National Proficiency Testing Laboratory (PTL)

National Proficiency Testing Laboratory (PTL) at the National Institute of Standards (NIS-Egypt) was started on 2007 as a working group. It was established legally as a laboratory directly under NIS president to ensure the impartiality and confidentiality. It is established to take the responsibility for all tasks in development and operation of proficiency testing schemes.

Proficiency testing, more commonly called PT, determines the performance of individual laboratories (participants) for specific test/calibration and is used to monitor laboratories’ continuing performances.

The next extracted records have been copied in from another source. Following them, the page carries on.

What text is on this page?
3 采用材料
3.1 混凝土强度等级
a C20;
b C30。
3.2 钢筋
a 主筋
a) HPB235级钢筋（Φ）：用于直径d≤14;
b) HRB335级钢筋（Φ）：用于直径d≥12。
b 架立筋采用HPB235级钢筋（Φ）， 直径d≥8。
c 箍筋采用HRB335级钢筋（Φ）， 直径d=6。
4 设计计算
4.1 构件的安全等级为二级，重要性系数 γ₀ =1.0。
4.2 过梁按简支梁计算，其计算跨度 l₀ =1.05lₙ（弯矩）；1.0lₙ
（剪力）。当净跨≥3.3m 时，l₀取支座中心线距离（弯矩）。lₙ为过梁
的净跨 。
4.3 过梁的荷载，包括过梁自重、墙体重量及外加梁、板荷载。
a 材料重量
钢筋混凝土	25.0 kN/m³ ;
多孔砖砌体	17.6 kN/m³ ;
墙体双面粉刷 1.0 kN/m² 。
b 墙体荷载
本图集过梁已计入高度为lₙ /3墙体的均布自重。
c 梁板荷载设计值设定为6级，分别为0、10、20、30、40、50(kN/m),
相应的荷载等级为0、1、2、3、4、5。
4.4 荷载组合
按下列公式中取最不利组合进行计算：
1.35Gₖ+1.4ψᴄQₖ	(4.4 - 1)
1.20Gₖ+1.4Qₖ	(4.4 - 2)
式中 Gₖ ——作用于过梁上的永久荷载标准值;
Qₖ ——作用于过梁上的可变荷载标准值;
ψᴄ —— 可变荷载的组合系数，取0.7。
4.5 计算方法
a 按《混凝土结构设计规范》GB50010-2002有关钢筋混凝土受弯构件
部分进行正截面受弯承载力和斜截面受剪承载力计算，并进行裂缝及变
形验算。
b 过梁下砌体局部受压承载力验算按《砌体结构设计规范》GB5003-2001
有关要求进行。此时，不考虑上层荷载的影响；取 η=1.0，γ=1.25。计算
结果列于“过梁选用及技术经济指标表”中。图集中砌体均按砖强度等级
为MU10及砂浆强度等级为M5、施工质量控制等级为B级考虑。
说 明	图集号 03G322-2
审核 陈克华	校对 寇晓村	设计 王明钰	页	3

PT is a means of checking and ensuring the quality of lab’s test/calibration results as stated in clause 5.9 of ISO/IEC 17025.

In a proficiency test one or more artifacts/samples are sent around between a number of participating laboratories. Each laboratory measures/calibrates the artifacts according to a given set of instructions and reports its results to NPTL. The results reported by each laboratory are compared to the assigned value. The assigned value can be determined in various ways. The two most common ways are to use a reference laboratory, reference material or use the weighted average of the values reported by the participants.

NPTL uses reference laboratories to provide the reference values. The reference laboratories are chosen by the technical advisor for the proficiency test in question based on his or her knowledge of the laboratory and the uncertainty the laboratory is able to quote for the measurand (best measurement/calibration capabilities). The reference laboratories are generally accredited laboratories (accredited for the measurand in question), which have been assessed by the technical advisor. Published CMCs also are of major concerns for National metrological organizations (NMIs)

There are different ways to evaluate the results of a proficiency test. For the type of proficiency tests offered by NPTL, the result reported by a participating laboratory for a measure and is compared to the reference value by calculating the En value (for calibration) and z or scores for testing.

PT can also validate the participating laboratory’s measurement method, technical training, traceability of standards, and uncertainty budget.